Why the trepidation? Everyone seems to have a theory.
What’s beyond debate is the fact that March retail sales fell to $418.3 billion, a decline of 0.4 percent from February, according to the U.S. Commerce Department. It’s the second soft showing in three months, and that has economists and politicians perspiring over what that means to the U.S. economy.
If there’s any good news in that retail number, it’s that retail sales are still 2.8 percent higher than in March 2012. But the past 90 days have shown a decidedly downward trend as U.S. consumers pull back on spending.
The National Retail Federation points to “colder weather and harmful fiscal policy” as the chief reasons for the slide in retail sales.
“The fall-off in spending is no surprise,” says NRF Chief Economist Jack Kleinhenz. “A colder than usual winter, an anemic employment picture and delays in tax refunds impacted consumer spending across the board in March. While we remain optimistic that retail sales will grow modestly this year, it seems like the economy is off to a shaky start as we enter the second quarter. Improving housing prices and lower gas prices may help to offset the toll of increased taxes and sequester.”
That seems like a reasonable take until you factor in that February was as cold and miserable as January in most of the U.S., and that didn’t stop Americans spending.
In addition, the payroll tax hike was triggered in the first week of January, but retail were stronger in January or February than in March — 60 to 90 days after the tax hike went into effect.

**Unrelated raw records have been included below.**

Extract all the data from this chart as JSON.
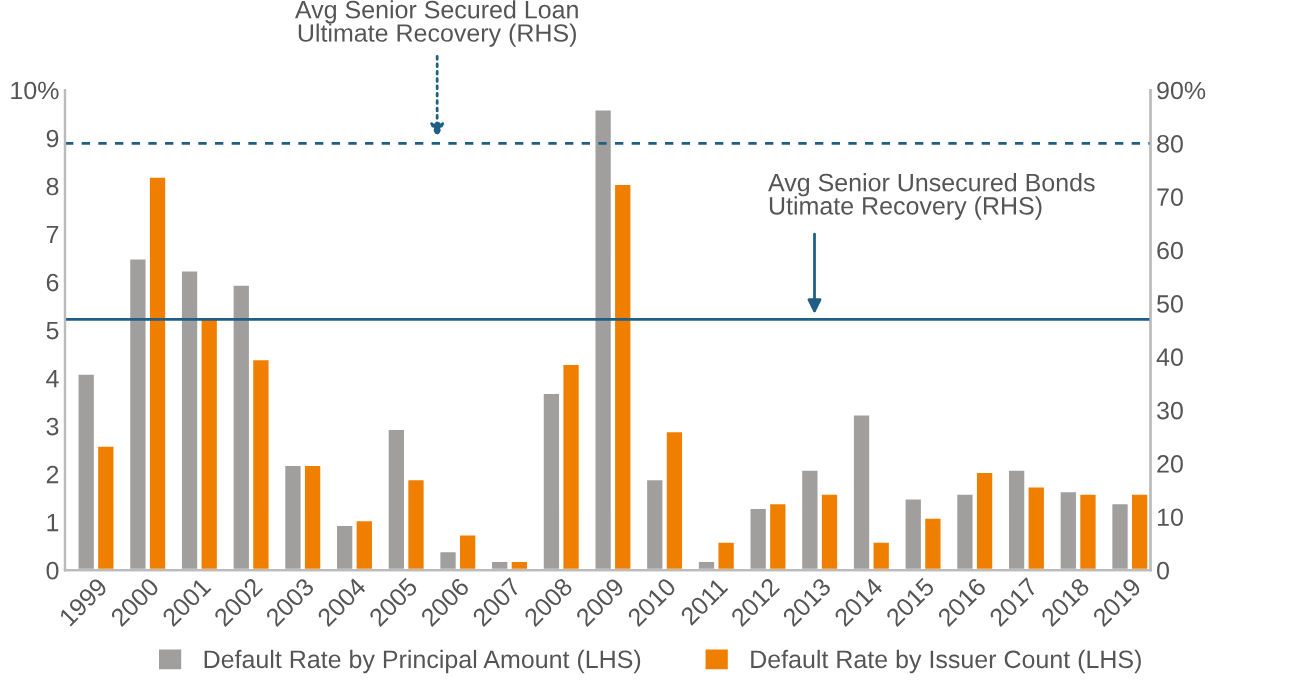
{
  "chart_data": {
    "type": "bar",
    "categories": [
      "1999",
      "2000",
      "2001",
      "2002",
      "2003",
      "2004",
      "2005",
      "2006",
      "2007",
      "2008",
      "2009",
      "2010",
      "2011",
      "2012",
      "2013",
      "2014",
      "2015",
      "2016",
      "2017",
      "2018",
      "2019"
    ],
    "series": [
      {
        "name": "Default Rate by Principal Amount (LHS)",
        "color": "#a09f9e",
        "values": [
          4.1,
          6.5,
          6.25,
          5.95,
          2.2,
          0.95,
          2.95,
          0.4,
          0.2,
          3.7,
          9.6,
          1.9,
          0.2,
          1.3,
          2.1,
          3.25,
          1.5,
          1.6,
          2.1,
          1.65,
          1.4
        ]
      },
      {
        "name": "Default Rate by Issuer Count (LHS)",
        "color": "#f07f00",
        "values": [
          2.6,
          8.2,
          5.25,
          4.4,
          2.2,
          1.05,
          1.9,
          0.75,
          0.2,
          4.3,
          8.05,
          2.9,
          0.6,
          1.4,
          1.6,
          0.6,
          1.1,
          2.05,
          1.75,
          1.6,
          1.6
        ]
      }
    ],
    "ylim": [
      0,
      10
    ],
    "yticks": [
      0,
      1,
      2,
      3,
      4,
      5,
      6,
      7,
      8,
      9,
      {
        "value": 10,
        "label": "10%"
      }
    ],
    "y2lim": [
      0,
      90
    ],
    "y2ticks": [
      0,
      10,
      20,
      30,
      40,
      50,
      60,
      70,
      80,
      {
        "value": 90,
        "label": "90%"
      }
    ],
    "ref_lines": [
      {
        "axis": "y2",
        "value": 80,
        "color": "#1f5f86",
        "line_style": "dashed"
      },
      {
        "axis": "y2",
        "value": 47,
        "color": "#1f5f86",
        "line_style": "solid"
      }
    ],
    "annotations": [
      "Avg Senior Secured Loan\nUltimate Recovery (RHS)",
      "Avg Senior Unsecured Bonds\nUtimate Recovery (RHS)"
    ],
    "legend": "bottom",
    "grid": false
  }
}
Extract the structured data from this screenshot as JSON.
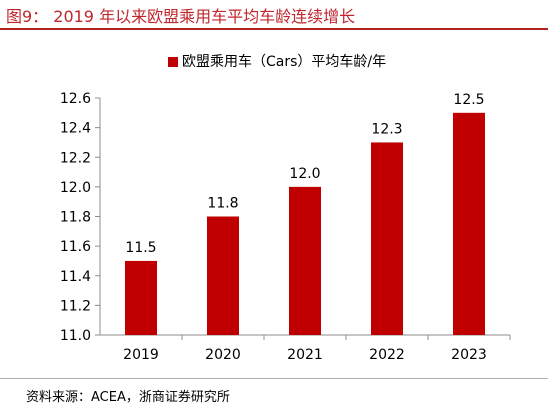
{
  "figure": {
    "title": "图9：  2019 年以来欧盟乘用车平均车龄连续增长",
    "source": "资料来源：ACEA，浙商证券研究所"
  },
  "chart_data": {
    "type": "bar",
    "categories": [
      "2019",
      "2020",
      "2021",
      "2022",
      "2023"
    ],
    "series": [
      {
        "name": "欧盟乘用车（Cars）平均车龄/年",
        "values": [
          11.5,
          11.8,
          12.0,
          12.3,
          12.5
        ]
      }
    ],
    "data_labels": [
      "11.5",
      "11.8",
      "12.0",
      "12.3",
      "12.5"
    ],
    "ylim": [
      11.0,
      12.6
    ],
    "yticks": [
      "11.0",
      "11.2",
      "11.4",
      "11.6",
      "11.8",
      "12.0",
      "12.2",
      "12.4",
      "12.6"
    ],
    "grid": false,
    "legend_position": "top",
    "colors": {
      "bar": "#c00000",
      "axis": "#8c8c8c",
      "title": "#c0262d"
    }
  }
}
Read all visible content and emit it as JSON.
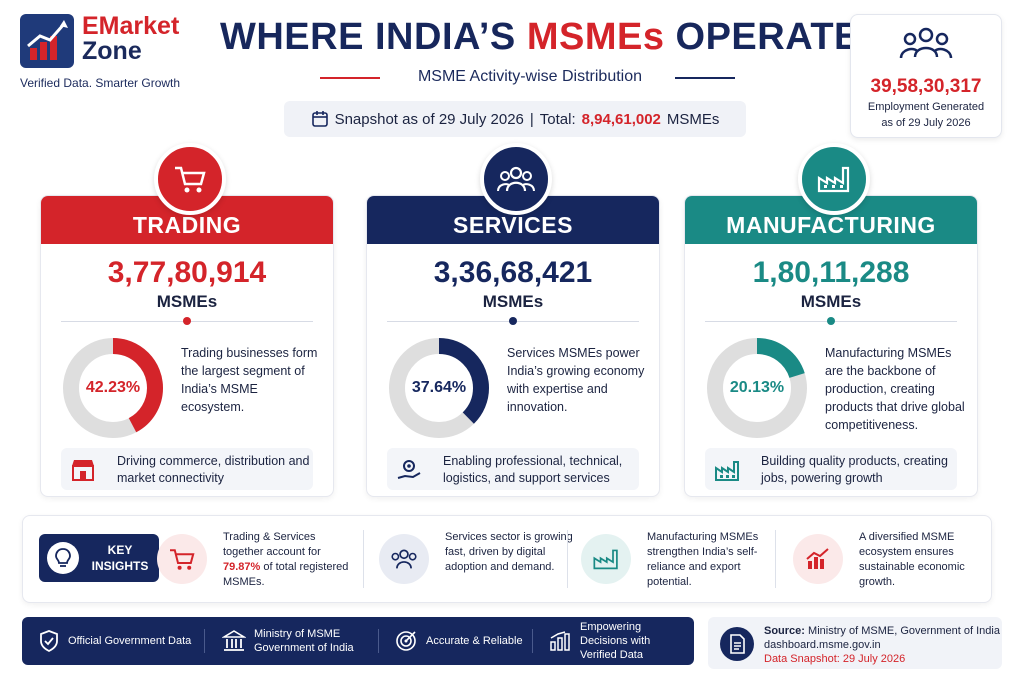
{
  "brand": {
    "name_line1": "EMarket",
    "name_line2": "Zone",
    "tagline": "Verified Data. Smarter Growth"
  },
  "title": {
    "part1": "WHERE INDIA’S ",
    "highlight": "MSMEs",
    "part2": " OPERATE",
    "subtitle": "MSME Activity-wise Distribution"
  },
  "snapshot": {
    "prefix": "Snapshot as of 29 July 2026",
    "separator": "|",
    "total_label": "Total:",
    "total_value": "8,94,61,002",
    "total_suffix": "MSMEs"
  },
  "employment": {
    "value": "39,58,30,317",
    "label_line1": "Employment Generated",
    "label_line2": "as of 29 July 2026"
  },
  "sectors": [
    {
      "name": "TRADING",
      "count": "3,77,80,914",
      "unit": "MSMEs",
      "percent_label": "42.23%",
      "percent": 42.23,
      "color": "#d4242a",
      "description": "Trading businesses form the largest segment of India’s MSME ecosystem.",
      "footer": "Driving commerce, distribution and market connectivity",
      "icon": "cart-icon",
      "footer_icon": "store-icon"
    },
    {
      "name": "SERVICES",
      "count": "3,36,68,421",
      "unit": "MSMEs",
      "percent_label": "37.64%",
      "percent": 37.64,
      "color": "#16275e",
      "description": "Services MSMEs power India’s growing economy with expertise and innovation.",
      "footer": "Enabling professional, technical, logistics, and support services",
      "icon": "people-icon",
      "footer_icon": "gear-hand-icon"
    },
    {
      "name": "MANUFACTURING",
      "count": "1,80,11,288",
      "unit": "MSMEs",
      "percent_label": "20.13%",
      "percent": 20.13,
      "color": "#1a8a85",
      "description": "Manufacturing MSMEs are the backbone of production, creating products that drive global competitiveness.",
      "footer": "Building quality products, creating jobs, powering growth",
      "icon": "factory-icon",
      "footer_icon": "factory-icon"
    }
  ],
  "insights": {
    "badge_line1": "KEY",
    "badge_line2": "INSIGHTS",
    "items": [
      {
        "pre": "Trading & Services together account for ",
        "highlight": "79.87%",
        "post": " of total registered MSMEs.",
        "icon": "cart-icon"
      },
      {
        "pre": "Services sector is growing fast, driven by digital adoption and demand.",
        "highlight": "",
        "post": "",
        "icon": "people-icon"
      },
      {
        "pre": "Manufacturing MSMEs strengthen India’s self-reliance and export potential.",
        "highlight": "",
        "post": "",
        "icon": "factory-icon"
      },
      {
        "pre": "A diversified MSME ecosystem ensures sustainable economic growth.",
        "highlight": "",
        "post": "",
        "icon": "growth-chart-icon"
      }
    ]
  },
  "footer_bar": {
    "items": [
      {
        "label": "Official Government Data",
        "icon": "shield-icon"
      },
      {
        "label": "Ministry of MSME Government of India",
        "icon": "government-building-icon"
      },
      {
        "label": "Accurate & Reliable",
        "icon": "target-icon"
      },
      {
        "label": "Empowering Decisions with Verified Data",
        "icon": "bar-chart-icon"
      }
    ]
  },
  "source": {
    "label": "Source:",
    "text": "Ministry of MSME, Government of India",
    "url": "dashboard.msme.gov.in",
    "snapshot": "Data Snapshot: 29 July 2026"
  }
}
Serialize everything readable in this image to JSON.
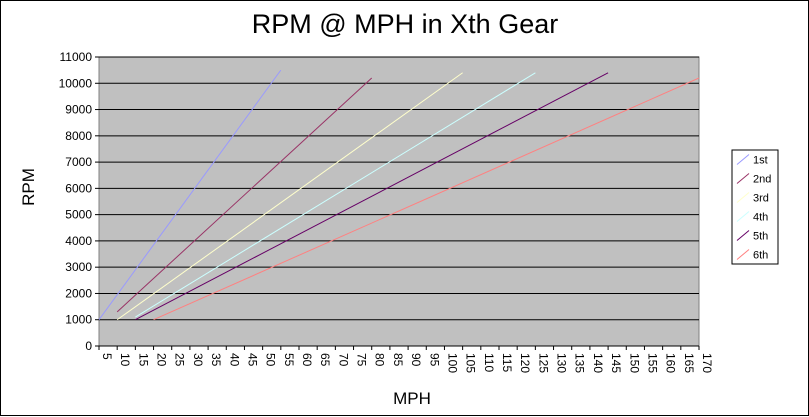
{
  "chart_data": {
    "type": "line",
    "title": "RPM @ MPH in Xth Gear",
    "xlabel": "MPH",
    "ylabel": "RPM",
    "xlim": [
      5,
      170
    ],
    "ylim": [
      0,
      11000
    ],
    "x_ticks": [
      5,
      10,
      15,
      20,
      25,
      30,
      35,
      40,
      45,
      50,
      55,
      60,
      65,
      70,
      75,
      80,
      85,
      90,
      95,
      100,
      105,
      110,
      115,
      120,
      125,
      130,
      135,
      140,
      145,
      150,
      155,
      160,
      165,
      170
    ],
    "y_ticks": [
      0,
      1000,
      2000,
      3000,
      4000,
      5000,
      6000,
      7000,
      8000,
      9000,
      10000,
      11000
    ],
    "grid": "horizontal",
    "plot_background": "#c0c0c0",
    "legend_position": "right",
    "series": [
      {
        "name": "1st",
        "color": "#9999ff",
        "points": [
          [
            5,
            1000
          ],
          [
            55,
            10500
          ]
        ]
      },
      {
        "name": "2nd",
        "color": "#993366",
        "points": [
          [
            10,
            1300
          ],
          [
            80,
            10200
          ]
        ]
      },
      {
        "name": "3rd",
        "color": "#ffffcc",
        "points": [
          [
            10,
            1000
          ],
          [
            105,
            10400
          ]
        ]
      },
      {
        "name": "4th",
        "color": "#ccffff",
        "points": [
          [
            15,
            1100
          ],
          [
            125,
            10400
          ]
        ]
      },
      {
        "name": "5th",
        "color": "#660066",
        "points": [
          [
            15,
            1000
          ],
          [
            145,
            10400
          ]
        ]
      },
      {
        "name": "6th",
        "color": "#ff8080",
        "points": [
          [
            20,
            1000
          ],
          [
            170,
            10200
          ]
        ]
      }
    ]
  }
}
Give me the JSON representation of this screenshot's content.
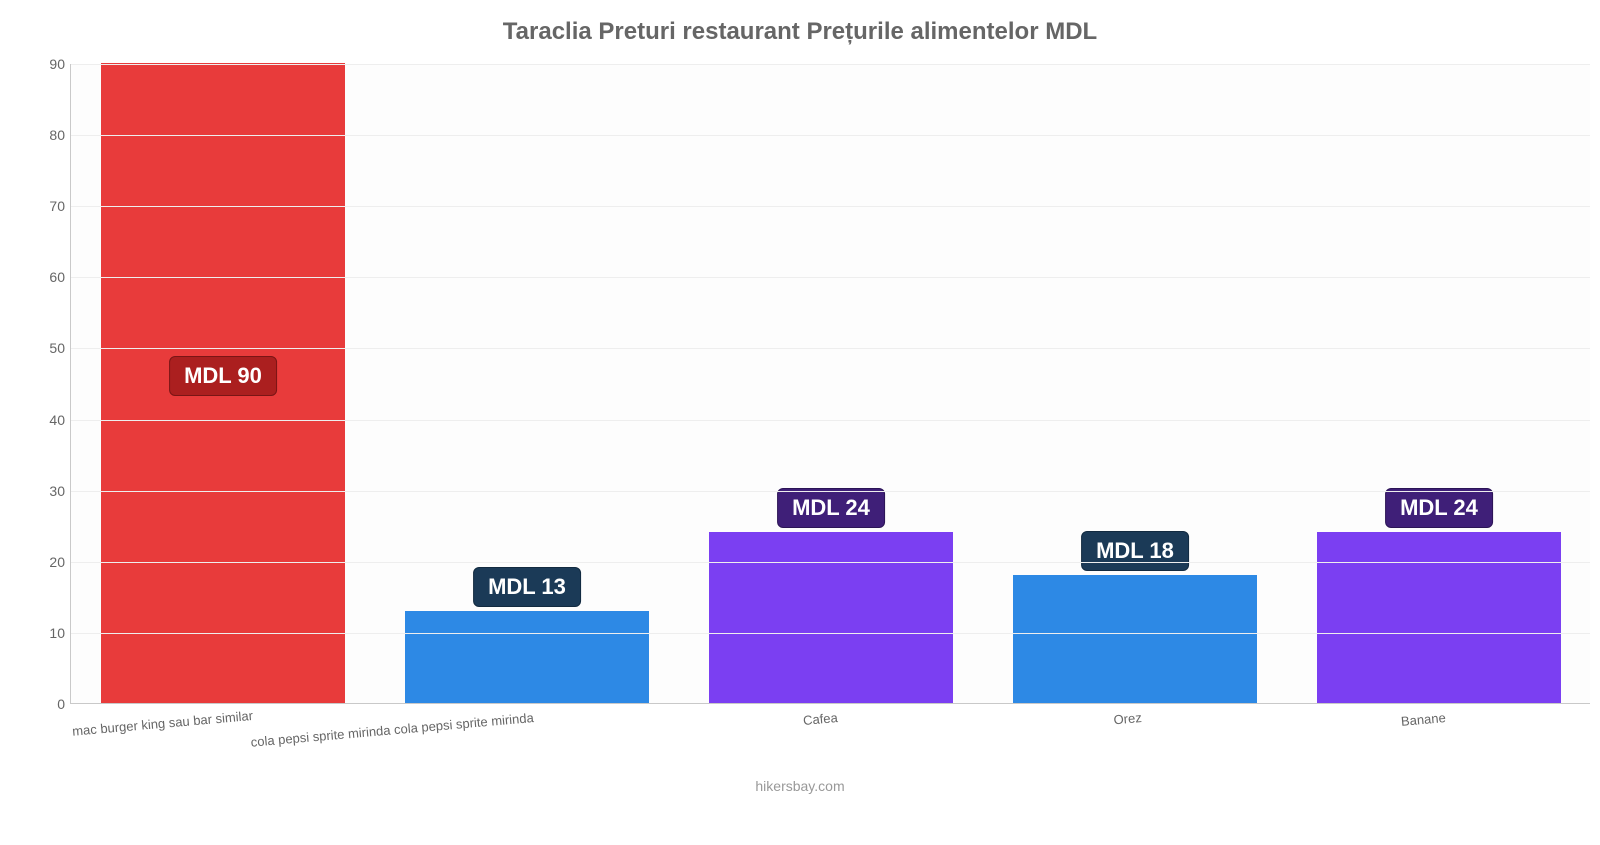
{
  "chart": {
    "type": "bar",
    "title": "Taraclia Preturi restaurant Prețurile alimentelor MDL",
    "title_color": "#666666",
    "title_fontsize": 24,
    "background_color": "#fdfdfd",
    "grid_color": "#eeeeee",
    "axis_color": "#c9c9c9",
    "label_color": "#666666",
    "label_fontsize": 13,
    "tick_fontsize": 14,
    "ylim": [
      0,
      90
    ],
    "ytick_step": 10,
    "bar_width_pct": 16,
    "categories": [
      "mac burger king sau bar similar",
      "cola pepsi sprite mirinda cola pepsi sprite mirinda",
      "Cafea",
      "Orez",
      "Banane"
    ],
    "values": [
      90,
      13,
      24,
      18,
      24
    ],
    "value_labels": [
      "MDL 90",
      "MDL 13",
      "MDL 24",
      "MDL 18",
      "MDL 24"
    ],
    "bar_colors": [
      "#e83b3b",
      "#2d89e5",
      "#7b3ff2",
      "#2d89e5",
      "#7b3ff2"
    ],
    "badges": [
      {
        "bg": "#ab1f1f",
        "fg": "#ffffff",
        "border": "#7a1515"
      },
      {
        "bg": "#1b3a57",
        "fg": "#ffffff",
        "border": "#122a40"
      },
      {
        "bg": "#3f1f78",
        "fg": "#ffffff",
        "border": "#2c1556"
      },
      {
        "bg": "#1b3a57",
        "fg": "#ffffff",
        "border": "#122a40"
      },
      {
        "bg": "#3f1f78",
        "fg": "#ffffff",
        "border": "#2c1556"
      }
    ],
    "badge_fontsize": 22,
    "value_above_threshold": 30,
    "attribution": "hikersbay.com",
    "attribution_color": "#999999"
  }
}
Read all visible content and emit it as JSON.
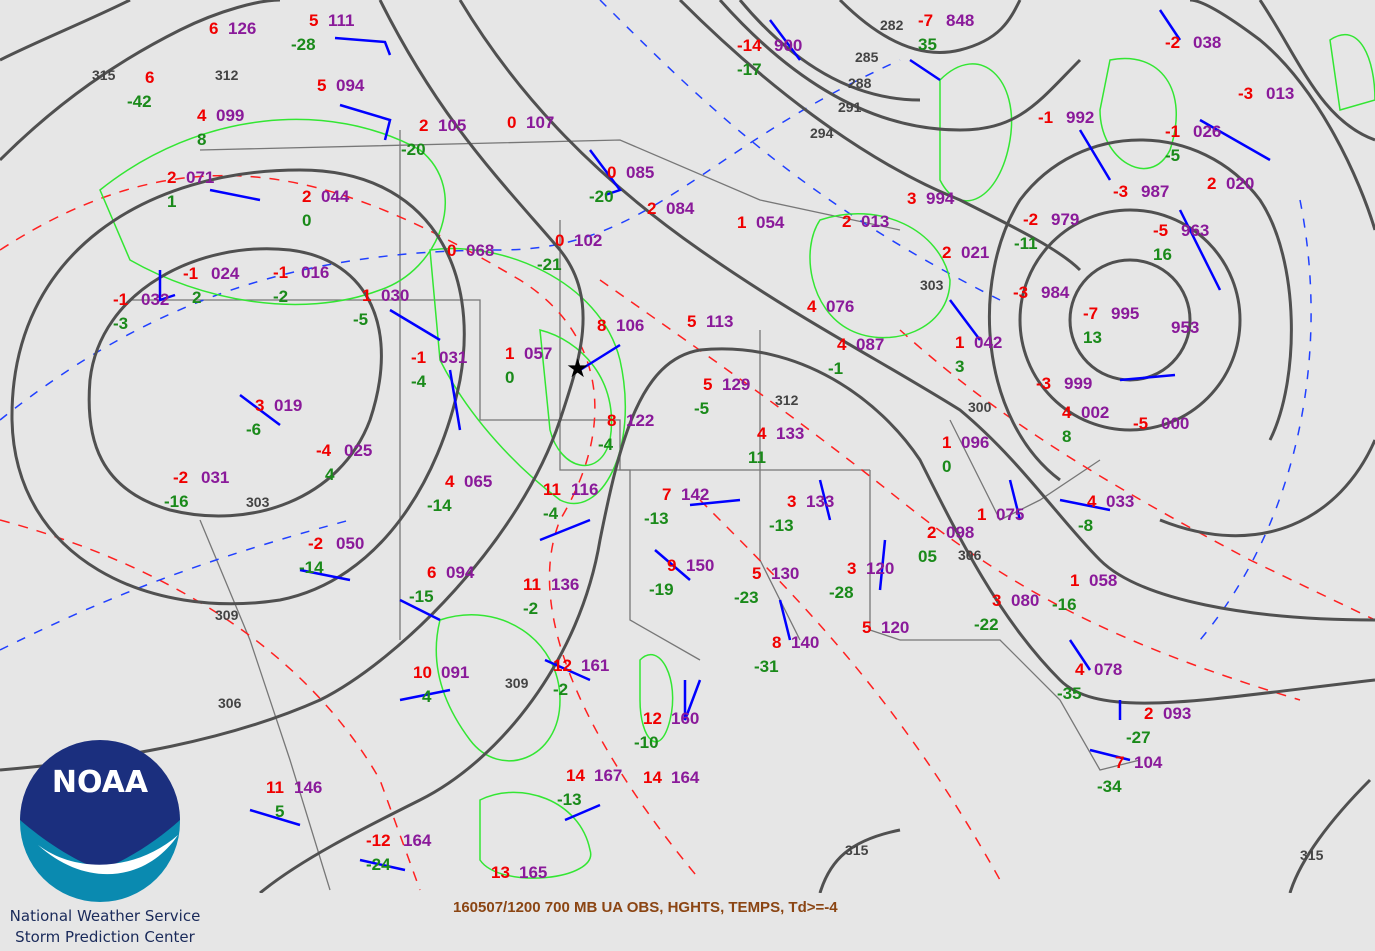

That shows Americans weren’t too worried over the 2.3 percent payroll tax that rolled out in early January.
Another, more timely factor may have been repeated talk of horror stories related to the sequester debate, when politicians warned of dire outcomes linked to scheduled cuts in federal government spending starting in March.
Instead of shrugging off those warnings from Washington pols, the retail sales numbers suggest Americans took those threats of economic decline to heart in the first few weeks of March, opting to stay on the sidelines for the month.
Whatever the reason, the NRF says future growth in retail sales depends on the U.S. government getting its act together, and start enacting some pro-growth policies.
"Retail is the vehicle that drives our economy, and the consumer dictates the speed,” NRF President and CEO Matthew Shay says. “With consumer confidence low, Washington decision-makers need to focus on a long-term, economic roadmap that creates fiscal certainty for American families. And we need policies that encourage job growth and capital investment by business generally and the retail industry specifically, an industry that supports 1 in 4 American jobs. Without either, economic recovery will continue to sputter along, and the consumer will keep their foot off the pedal.”
That certainly was the case in March, which means the April retail numbers could be one of the most important, and closely scrutinized, indicators of the U.S. economy in months.